As we well know, when a worker suffers an industrial accident, the worker may obtain workers’ compensation benefits from their employer, even if the employer was not at fault. And when the workers’ injuries are caused by a third party, the worker may also seek civil damages via a claim/lawsuit against the negligent tortfeasor. Also, to protect the financial interests of the employer, the employer is also allowed to recover its workers’ compensation expenditures from the third party, typically achieved by intervening in the lawsuit filed by the injured worker.
So that the employer’s subrogation rights are protected, Labor Code Section 3853 requires the worker to serve a copy of their civil complaint on the employer by personal delivery or by certified mail. Despite that, in many instances service is deliberately withheld as most injured workers attempt to hide their civil claims from their employers. In such instances the task of protecting the employer’s rights lands on the back of the claim’s administrator.
Of course, in every civil suit a plaintiff must prove damages, such as lost wages. To obtain supporting evidence of such loss, an injured often issues a subpoena to the WCAB to obtain their employment records. To prove medical damages, the injured workers’ attorney requests a workers’ compensation benefits report from the claims administrator pursuant to Regulation 10635(b). Notice how in both situations described above, the employer is not included in the process. Such exclusion is done to hide the existence of worker’s civil lawsuit.
A huge red flag is unfurled when the third-party defendant issues subpoenas. The subpoena itself is a “smoking gun” identifying the existence of a civil suit with its case number listed on the document. Upon receipt, the employer should immediately forward a copy of the subpoena to its claims administrator with instructions to research and pursue subrogation and credit rights. All too often many employers do not recognize the importance of sharing a subpoena with their administrator. They simply comply with the request for records and then file the subpoena away.
A great example of clandestine litigation occurred a few years ago where a widow in a work comp death case proclaimed she had no intention of filing a third-party action, asserting it was against her religion to do so. However, months later during a work comp claims review, the employer casually mentioned having received a subpoena.
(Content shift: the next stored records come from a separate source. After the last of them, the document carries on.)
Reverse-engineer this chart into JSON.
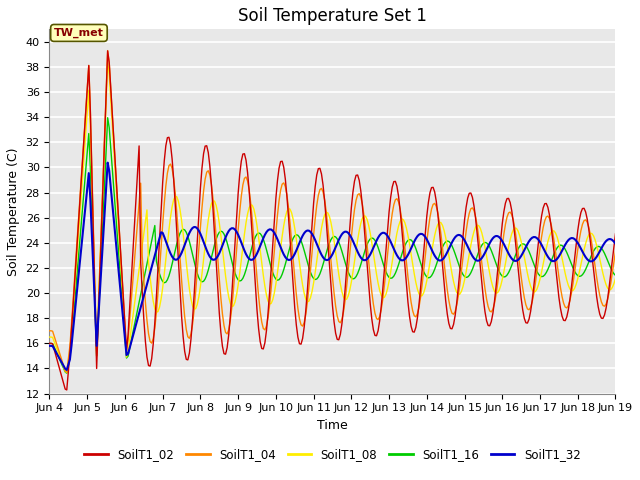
{
  "title": "Soil Temperature Set 1",
  "xlabel": "Time",
  "ylabel": "Soil Temperature (C)",
  "ylim": [
    12,
    41
  ],
  "annotation": "TW_met",
  "legend_labels": [
    "SoilT1_02",
    "SoilT1_04",
    "SoilT1_08",
    "SoilT1_16",
    "SoilT1_32"
  ],
  "colors": [
    "#cc0000",
    "#ff8800",
    "#ffee00",
    "#00cc00",
    "#0000cc"
  ],
  "xtick_labels": [
    "Jun 4",
    "Jun 5",
    "Jun 6",
    "Jun 7",
    "Jun 8",
    "Jun 9",
    "Jun 10",
    "Jun 11",
    "Jun 12",
    "Jun 13",
    "Jun 14",
    "Jun 15",
    "Jun 16",
    "Jun 17",
    "Jun 18",
    "Jun 19"
  ],
  "background_color": "#e8e8e8",
  "grid_color": "#ffffff",
  "title_fontsize": 12,
  "axis_fontsize": 9,
  "tick_fontsize": 8
}
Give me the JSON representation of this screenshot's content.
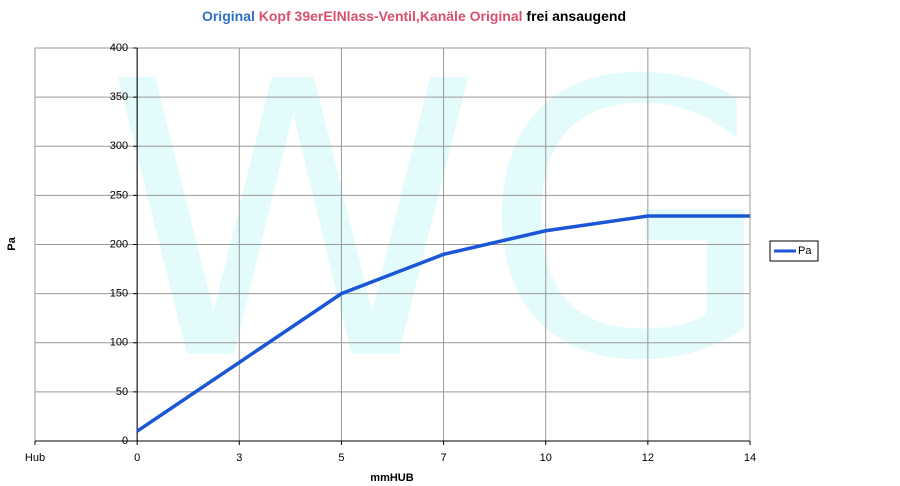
{
  "chart_data": {
    "type": "line",
    "title_parts": [
      {
        "text": "Original",
        "color": "#2f6fc4"
      },
      {
        "text": "Kopf 39erElNlass-Ventil,Kanäle Original",
        "color": "#d9506f"
      },
      {
        "text": "frei ansaugend",
        "color": "#000000"
      }
    ],
    "watermark": "WG",
    "x_label": "mmHUB",
    "y_label": "Pa",
    "categories": [
      "Hub",
      "0",
      "3",
      "5",
      "7",
      "10",
      "12",
      "14"
    ],
    "series": [
      {
        "name": "Pa",
        "color": "#1a56d6",
        "values": [
          null,
          10,
          80,
          150,
          190,
          214,
          229,
          229
        ]
      }
    ],
    "ylim": [
      0,
      400
    ],
    "yticks": [
      0,
      50,
      100,
      150,
      200,
      250,
      300,
      350,
      400
    ],
    "grid": true,
    "legend": "right"
  }
}
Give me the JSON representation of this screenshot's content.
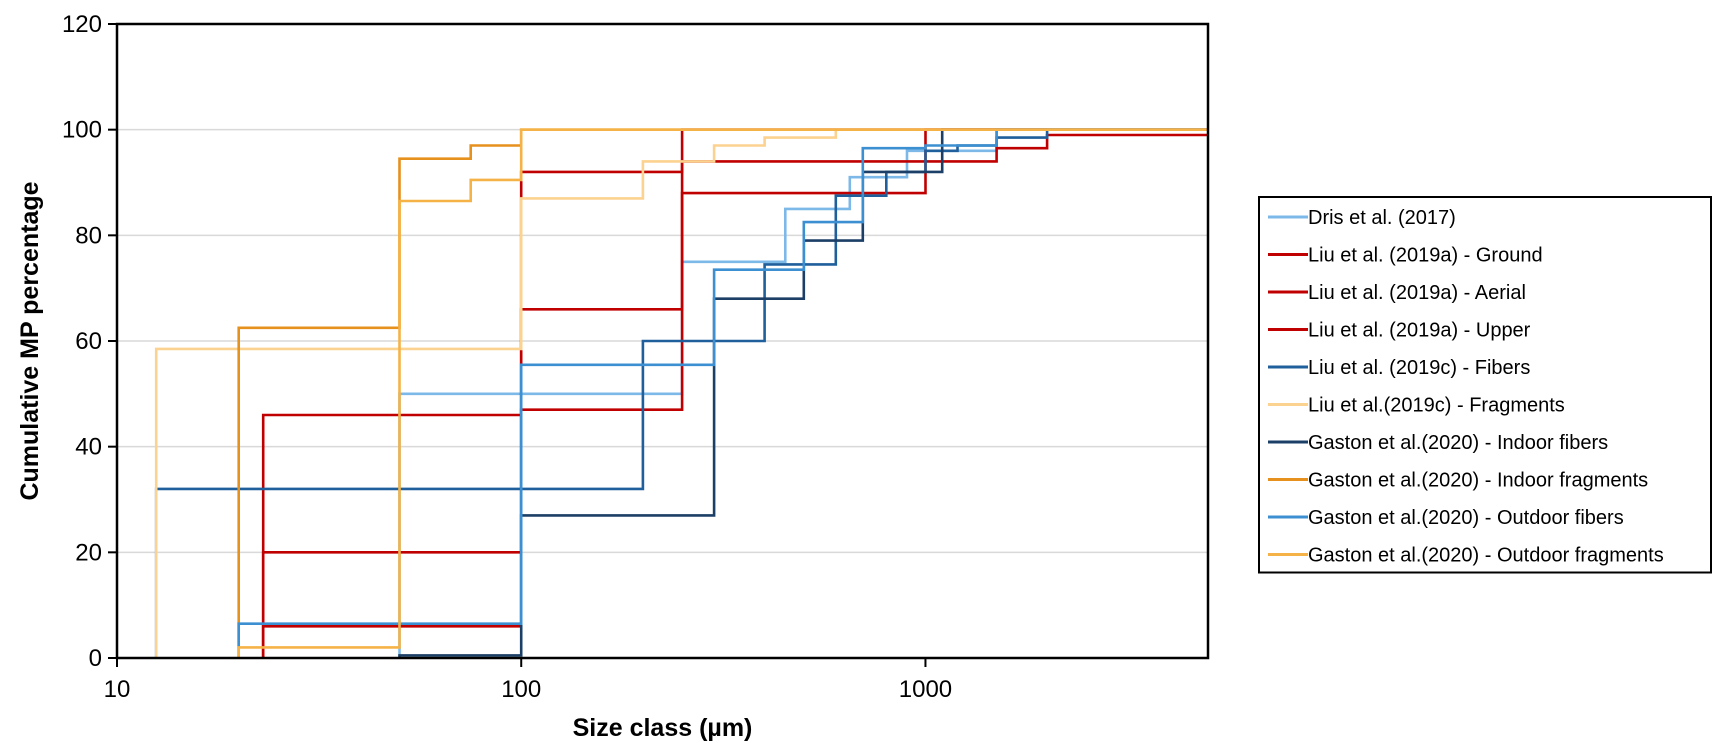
{
  "chart_data": {
    "type": "line",
    "title": "",
    "xlabel": "Size class (µm)",
    "ylabel": "Cumulative MP percentage",
    "xscale": "log",
    "xlim": [
      10,
      5000
    ],
    "ylim": [
      0,
      120
    ],
    "x_ticks": [
      10,
      100,
      1000
    ],
    "x_tick_labels": [
      "10",
      "100",
      "1000"
    ],
    "y_ticks": [
      0,
      20,
      40,
      60,
      80,
      100,
      120
    ],
    "y_tick_labels": [
      "0",
      "20",
      "40",
      "60",
      "80",
      "100",
      "120"
    ],
    "grid": "horizontal",
    "legend_position": "right",
    "step": "post",
    "series": [
      {
        "name": "Dris et al. (2017)",
        "color": "#7db9e8",
        "x": [
          50,
          50,
          250,
          250,
          450,
          450,
          650,
          650,
          900,
          900,
          1500
        ],
        "y": [
          0,
          50,
          50,
          75,
          75,
          85,
          85,
          91,
          91,
          96,
          100
        ]
      },
      {
        "name": "Liu et al. (2019a) - Ground",
        "color": "#c00000",
        "x": [
          23,
          23,
          100,
          100,
          250,
          250,
          1000,
          1000,
          2000,
          2000
        ],
        "y": [
          0,
          46,
          46,
          92,
          92,
          100,
          100,
          100,
          100,
          100
        ]
      },
      {
        "name": "Liu et al. (2019a) - Aerial",
        "color": "#c00000",
        "x": [
          23,
          23,
          100,
          100,
          250,
          250,
          1000,
          1000,
          5000
        ],
        "y": [
          0,
          20,
          20,
          66,
          66,
          88,
          88,
          100,
          100
        ]
      },
      {
        "name": "Liu et al. (2019a) - Upper",
        "color": "#c00000",
        "x": [
          23,
          23,
          100,
          100,
          250,
          250,
          300,
          300,
          1500,
          1500,
          2000,
          2000,
          5000
        ],
        "y": [
          0,
          6,
          6,
          47,
          47,
          94,
          94,
          94,
          94,
          96.5,
          96.5,
          99,
          99
        ]
      },
      {
        "name": "Liu et al. (2019c) - Fibers",
        "color": "#1f5f9b",
        "x": [
          12.5,
          12.5,
          200,
          200,
          400,
          400,
          600,
          600,
          800,
          800,
          1000,
          1000,
          1200,
          1200,
          1500,
          1500,
          2000,
          2000
        ],
        "y": [
          0,
          32,
          32,
          60,
          60,
          74.5,
          74.5,
          87.5,
          87.5,
          92,
          92,
          96,
          96,
          97,
          97,
          98.5,
          98.5,
          100
        ]
      },
      {
        "name": "Liu et al.(2019c) - Fragments",
        "color": "#fbd28f",
        "x": [
          12.5,
          12.5,
          100,
          100,
          200,
          200,
          300,
          300,
          400,
          400,
          600,
          600,
          5000
        ],
        "y": [
          0,
          58.5,
          58.5,
          87,
          87,
          94,
          94,
          97,
          97,
          98.5,
          98.5,
          100,
          100
        ]
      },
      {
        "name": "Gaston et al.(2020) - Indoor fibers",
        "color": "#1b3f66",
        "x": [
          50,
          50,
          100,
          100,
          300,
          300,
          500,
          500,
          700,
          700,
          1100,
          1100,
          5000
        ],
        "y": [
          0,
          0.5,
          0.5,
          27,
          27,
          68,
          68,
          79,
          79,
          92,
          92,
          100,
          100
        ]
      },
      {
        "name": "Gaston et al.(2020) - Indoor fragments",
        "color": "#e6901e",
        "x": [
          20,
          20,
          50,
          50,
          75,
          75,
          100,
          100,
          5000
        ],
        "y": [
          0,
          62.5,
          62.5,
          94.5,
          94.5,
          97,
          97,
          100,
          100
        ]
      },
      {
        "name": "Gaston et al.(2020) - Outdoor fibers",
        "color": "#3c8fd0",
        "x": [
          20,
          20,
          100,
          100,
          300,
          300,
          500,
          500,
          700,
          700,
          1000,
          1000,
          1500,
          1500,
          5000
        ],
        "y": [
          0,
          6.5,
          6.5,
          55.5,
          55.5,
          73.5,
          73.5,
          82.5,
          82.5,
          96.5,
          96.5,
          97,
          97,
          100,
          100
        ]
      },
      {
        "name": "Gaston et al.(2020) - Outdoor fragments",
        "color": "#f5b347",
        "x": [
          20,
          20,
          50,
          50,
          75,
          75,
          100,
          100,
          5000
        ],
        "y": [
          0,
          2,
          2,
          86.5,
          86.5,
          90.5,
          90.5,
          100,
          100
        ]
      }
    ]
  }
}
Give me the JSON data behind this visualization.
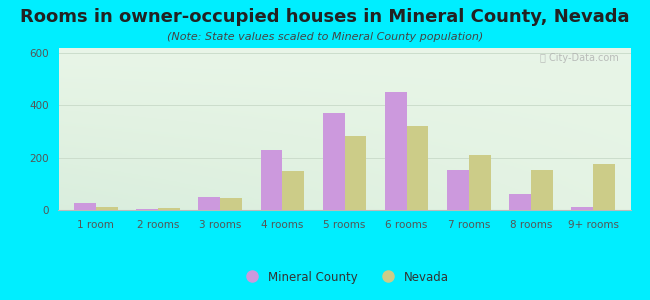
{
  "title": "Rooms in owner-occupied houses in Mineral County, Nevada",
  "subtitle": "(Note: State values scaled to Mineral County population)",
  "categories": [
    "1 room",
    "2 rooms",
    "3 rooms",
    "4 rooms",
    "5 rooms",
    "6 rooms",
    "7 rooms",
    "8 rooms",
    "9+ rooms"
  ],
  "mineral_county": [
    25,
    5,
    50,
    230,
    370,
    450,
    155,
    60,
    12
  ],
  "nevada": [
    10,
    8,
    45,
    148,
    285,
    320,
    210,
    155,
    175
  ],
  "mineral_color": "#cc99dd",
  "nevada_color": "#cccc88",
  "background_color": "#00eeff",
  "ylim": [
    0,
    620
  ],
  "yticks": [
    0,
    200,
    400,
    600
  ],
  "title_fontsize": 13,
  "subtitle_fontsize": 8,
  "tick_fontsize": 7.5,
  "legend_fontsize": 8.5,
  "watermark_text": "ⓘ City-Data.com"
}
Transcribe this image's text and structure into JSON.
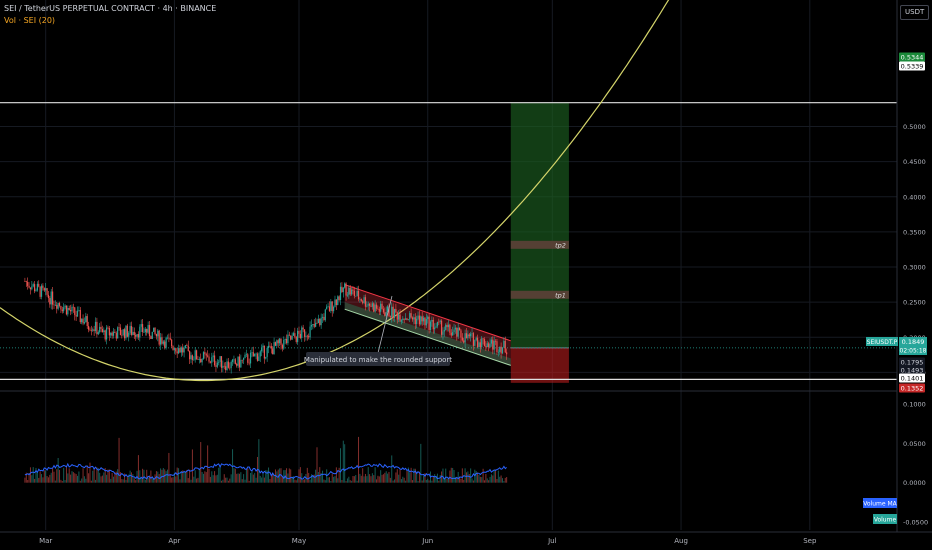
{
  "header": {
    "title": "SEI / TetherUS PERPETUAL CONTRACT · 4h · BINANCE",
    "volume_label": "Vol · SEI (20)"
  },
  "currency_label": "USDT",
  "chart_data": {
    "type": "candlestick",
    "symbol": "SEIUSDT.P",
    "timeframe": "4h",
    "x_tick_labels": [
      "Mar",
      "Apr",
      "May",
      "Jun",
      "Jul",
      "Aug",
      "Sep"
    ],
    "price_axis_ticks": [
      "0.5000",
      "0.4500",
      "0.4000",
      "0.3500",
      "0.3000",
      "0.2500",
      "0.2000",
      "0.1500"
    ],
    "price_axis_range": [
      0.125,
      0.68
    ],
    "volume_axis_ticks": [
      "0.1000",
      "0.0500",
      "0.0000",
      "-0.0500"
    ],
    "price_path_approx": [
      {
        "date": "2024-02-25",
        "close": 0.28
      },
      {
        "date": "2024-03-05",
        "close": 0.245
      },
      {
        "date": "2024-03-15",
        "close": 0.205
      },
      {
        "date": "2024-03-25",
        "close": 0.21
      },
      {
        "date": "2024-04-05",
        "close": 0.175
      },
      {
        "date": "2024-04-15",
        "close": 0.16
      },
      {
        "date": "2024-04-25",
        "close": 0.185
      },
      {
        "date": "2024-05-05",
        "close": 0.215
      },
      {
        "date": "2024-05-12",
        "close": 0.27
      },
      {
        "date": "2024-05-20",
        "close": 0.24
      },
      {
        "date": "2024-05-30",
        "close": 0.225
      },
      {
        "date": "2024-06-10",
        "close": 0.2
      },
      {
        "date": "2024-06-20",
        "close": 0.185
      }
    ],
    "last_price": "0.1849",
    "countdown": "02:05:18",
    "price_tags": [
      {
        "text": "0.5344",
        "kind": "target"
      },
      {
        "text": "0.5339",
        "kind": "level"
      },
      {
        "text": "0.1795",
        "kind": "neutral"
      },
      {
        "text": "0.1493",
        "kind": "neutral"
      },
      {
        "text": "0.1401",
        "kind": "level"
      },
      {
        "text": "0.1352",
        "kind": "stop"
      }
    ],
    "horizontal_levels": [
      0.5339,
      0.1401
    ],
    "position": {
      "entry": 0.1849,
      "target": 0.5344,
      "stop": 0.1352,
      "start_date": "2024-06-21",
      "end_date": "2024-07-05"
    },
    "tp_levels": [
      {
        "label": "tp2",
        "price": 0.3316
      },
      {
        "label": "tp1",
        "price": 0.2605
      }
    ],
    "annotation": "Manipulated to make the rounded support",
    "volume_legend": [
      "Volume MA",
      "Volume"
    ],
    "colors": {
      "up": "#26a69a",
      "down": "#ef5350",
      "curve": "#d4d46a",
      "channel": "#f23645",
      "support": "#a5d6a7",
      "volume_ma": "#2962ff"
    }
  }
}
Fortunately, the adjuster realized its significance and immediately investigated such that a civil action was discovered. Over $270,000 was eventually recovered by the administrator on behalf of the employer, all thanks to the adjuster recognizing the importance of a subpoena.
There are times when a worker’s clandestine lawsuit is not discovered until after that case is closed out. In 2019, an employer became so enraged when an injured worker failed to notify them of a civil settlement (in total indifference to the notification requirements mandated under Labor Code Section 3860(a) and depriving the employer of their subrogation rights), the employer then filed a lawsuit against the employee and his attorney, seeking substantial damages for their deliberate violation of Labor Code 3860(a). The case eventually settled out of court at a six-figure sum.